RANGERP75R's picture

(post #108422, reply #17 of 26)

Jon


   And with all going on elsewhere in other threads, you still have time to set out a trot-line.... ha..ha..


   Some are prone to create beauty. And if you can create beauty that can still "kick some major *ss in the work-place" you have created a double-edged sword that is capable of striking dual blows. That requires a warrior. ha..ha.. .....ha.. ha...


I'm going to work.. Take care Jon...


sarge..jt 


Edited 10/29/2003 11:00:30 AM ET by SARGE

Proud member of the :  "I Rocked With ToolDoc Club" .... :>) 

jonsherryl's picture

(post #108422, reply #13 of 26)

Big Daddy, I think you've got a special problem in using Southern Yellow Pine for a bench top. The value of the finish with respect to its ability to retard moisture absorption pretty much solves a non existant problem in this case, because SYP is actually a much more stable and less distortion-prone wood than are many of the hardwood species used for this purpose (such as hard maple and especially beech).


The bigger problem with SYP is the density differential between its very soft earlywood tissue and its very hard latewood tissue. The earlywood is as soft as basswood, while the latewood is even denser than hickory. The point here is that it wears extremely unevenly and the bench top will tend to develop a corrugated surface very quickly. You might be able to compensate for this problem to some degree by giving the top a thorough coat of one of the penetrating plastic treatments typically used to restore partially decayed wood...such as the one marketed by Minwax ( I think they call it wood Hardener)...PEG (polyethylene Glycol) used primarily as a wood stabilizer, might also do the trick. Once this stuff soaks in and hardens it imbeds the wood tissue in plastic and toughens up the earlywood. Then you can give it a top coat of varnish or whatever, if you like.
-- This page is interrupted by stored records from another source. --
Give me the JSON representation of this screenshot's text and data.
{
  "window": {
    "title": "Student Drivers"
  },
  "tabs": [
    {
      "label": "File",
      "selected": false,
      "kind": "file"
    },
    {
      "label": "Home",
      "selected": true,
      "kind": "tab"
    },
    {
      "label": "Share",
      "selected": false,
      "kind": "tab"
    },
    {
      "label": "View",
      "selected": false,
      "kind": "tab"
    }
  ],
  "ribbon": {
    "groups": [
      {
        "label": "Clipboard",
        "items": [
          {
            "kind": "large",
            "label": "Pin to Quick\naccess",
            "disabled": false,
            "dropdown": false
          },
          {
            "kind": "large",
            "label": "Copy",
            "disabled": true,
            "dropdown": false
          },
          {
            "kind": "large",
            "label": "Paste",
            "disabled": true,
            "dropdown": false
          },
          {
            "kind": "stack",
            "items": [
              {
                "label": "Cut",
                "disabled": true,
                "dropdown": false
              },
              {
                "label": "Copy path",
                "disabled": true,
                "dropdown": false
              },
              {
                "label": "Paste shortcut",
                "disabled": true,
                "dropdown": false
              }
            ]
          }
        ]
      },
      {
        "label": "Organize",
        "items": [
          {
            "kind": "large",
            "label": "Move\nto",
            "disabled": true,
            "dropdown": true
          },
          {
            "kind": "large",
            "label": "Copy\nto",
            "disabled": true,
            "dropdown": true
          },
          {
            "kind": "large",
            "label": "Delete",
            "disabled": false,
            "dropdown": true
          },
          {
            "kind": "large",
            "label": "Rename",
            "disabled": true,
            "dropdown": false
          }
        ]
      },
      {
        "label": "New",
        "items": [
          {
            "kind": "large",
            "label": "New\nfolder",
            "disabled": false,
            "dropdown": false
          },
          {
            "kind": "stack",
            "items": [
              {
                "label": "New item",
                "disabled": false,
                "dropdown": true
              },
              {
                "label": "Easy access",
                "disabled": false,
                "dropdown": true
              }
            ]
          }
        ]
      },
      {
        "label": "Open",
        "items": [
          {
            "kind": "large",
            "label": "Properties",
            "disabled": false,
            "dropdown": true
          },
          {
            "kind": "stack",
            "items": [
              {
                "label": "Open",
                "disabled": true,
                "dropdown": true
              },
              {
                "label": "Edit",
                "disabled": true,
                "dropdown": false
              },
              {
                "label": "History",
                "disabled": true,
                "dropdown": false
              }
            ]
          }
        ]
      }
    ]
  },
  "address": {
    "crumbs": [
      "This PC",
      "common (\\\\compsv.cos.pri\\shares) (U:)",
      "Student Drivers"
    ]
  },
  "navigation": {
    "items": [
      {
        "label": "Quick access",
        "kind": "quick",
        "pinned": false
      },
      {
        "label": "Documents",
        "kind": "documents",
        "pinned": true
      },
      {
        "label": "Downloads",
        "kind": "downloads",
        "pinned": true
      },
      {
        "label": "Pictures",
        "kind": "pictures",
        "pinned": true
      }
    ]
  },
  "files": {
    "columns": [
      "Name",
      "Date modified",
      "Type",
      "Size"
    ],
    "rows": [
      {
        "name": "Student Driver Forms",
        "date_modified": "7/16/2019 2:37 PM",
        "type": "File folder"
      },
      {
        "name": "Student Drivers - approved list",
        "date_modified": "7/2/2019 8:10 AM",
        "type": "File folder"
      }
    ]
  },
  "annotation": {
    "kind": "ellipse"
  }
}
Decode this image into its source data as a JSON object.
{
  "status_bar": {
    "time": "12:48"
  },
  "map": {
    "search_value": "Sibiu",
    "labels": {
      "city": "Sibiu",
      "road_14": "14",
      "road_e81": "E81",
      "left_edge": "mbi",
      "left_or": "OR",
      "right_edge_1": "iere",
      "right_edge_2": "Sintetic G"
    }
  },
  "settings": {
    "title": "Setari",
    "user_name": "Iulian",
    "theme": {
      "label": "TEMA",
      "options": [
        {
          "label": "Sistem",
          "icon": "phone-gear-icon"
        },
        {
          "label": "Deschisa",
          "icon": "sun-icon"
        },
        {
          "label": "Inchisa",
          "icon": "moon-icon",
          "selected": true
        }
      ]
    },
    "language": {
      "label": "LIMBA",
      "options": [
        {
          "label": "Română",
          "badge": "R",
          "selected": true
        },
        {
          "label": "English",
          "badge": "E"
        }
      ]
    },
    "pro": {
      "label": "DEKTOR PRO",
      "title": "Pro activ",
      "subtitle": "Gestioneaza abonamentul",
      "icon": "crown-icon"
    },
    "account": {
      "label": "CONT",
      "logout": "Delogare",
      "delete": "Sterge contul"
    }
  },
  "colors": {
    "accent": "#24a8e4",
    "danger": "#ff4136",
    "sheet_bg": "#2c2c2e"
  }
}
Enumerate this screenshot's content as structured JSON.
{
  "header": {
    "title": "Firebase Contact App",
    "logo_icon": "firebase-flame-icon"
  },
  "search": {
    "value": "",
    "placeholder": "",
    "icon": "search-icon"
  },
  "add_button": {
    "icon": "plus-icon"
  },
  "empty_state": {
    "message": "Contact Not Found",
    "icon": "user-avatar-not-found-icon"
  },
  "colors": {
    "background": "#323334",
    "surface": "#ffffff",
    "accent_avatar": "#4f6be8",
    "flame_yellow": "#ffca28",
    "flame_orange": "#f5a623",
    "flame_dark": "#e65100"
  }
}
I think the next best option, though, is probably the one offered by Venicia. Just accept the fact that it's not the ideal species for a bench top, leave it raw and scrape it or sand it flat when it starts to get too bumpy. There's some merit to the glue repellant value of putting a finish on it, but the downside is a penetrating oil won't harden it appreciably and a topical, film type finish isn't going to do much to prevent the earlywood from collapsing and/or chewing out...unless you really bury the surface under many, m-a-n-y coats...which becomes a real removal problem when you do get around to needing to relevel it.